Originally Posted by
SoFloFlyer
The profit should still be there, the margins are just extremely slim compared to the legacies. We just require more pax to break even and turn a profit
It doesn't work that way, at all.
Once the airline sets it's flight schedule for the quarter, it's variable costs largely become fixed costs, which gets added to traditional fixed costs. The main costs that are still variable are unexpected mx events and IROPs.

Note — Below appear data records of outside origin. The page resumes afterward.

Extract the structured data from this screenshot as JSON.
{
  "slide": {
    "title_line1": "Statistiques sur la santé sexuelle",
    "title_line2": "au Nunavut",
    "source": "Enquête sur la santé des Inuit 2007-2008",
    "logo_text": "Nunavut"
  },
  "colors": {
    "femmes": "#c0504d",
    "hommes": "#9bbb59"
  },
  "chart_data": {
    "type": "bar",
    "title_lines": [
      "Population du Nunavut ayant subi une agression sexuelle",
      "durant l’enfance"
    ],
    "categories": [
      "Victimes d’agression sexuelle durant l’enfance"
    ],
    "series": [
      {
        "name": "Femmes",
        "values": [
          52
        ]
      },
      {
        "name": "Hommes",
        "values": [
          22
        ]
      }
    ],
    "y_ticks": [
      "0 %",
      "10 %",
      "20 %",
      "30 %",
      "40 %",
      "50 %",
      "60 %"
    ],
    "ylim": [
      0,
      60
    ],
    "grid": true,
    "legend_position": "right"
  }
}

That's one side of the equation. On the revenue side, ticket prices can vary wildly depending on demand. It's the main reason that some quarters are traditionally higher margin quarters than others. But even beyond seasonality of demand, demand itself isn't fixed. If demand for your product is lower than expected either due to reputational stress from past IROPs, or poor customer service, or stress on the socioeconomic class your airline caters to, or even just the general economic cycle of the nation, the airline has to discount tickets to fill the seats. The average fare one month could be $140, the average fare in another month could be $90, even for the same flight schedule. In those two examples the fixed and variable costs remain very similar, but the revenue (money from fares and ancillaries) are dramatically different. So even if the load factors were the same ("my flights were full"), the difference is profitable or not profitable.
Spirit and Frontier have both made public statements recently about "heavy promotional activity and discounts" to fill the seats. That is why full flights aren't guaranteed to be profitable.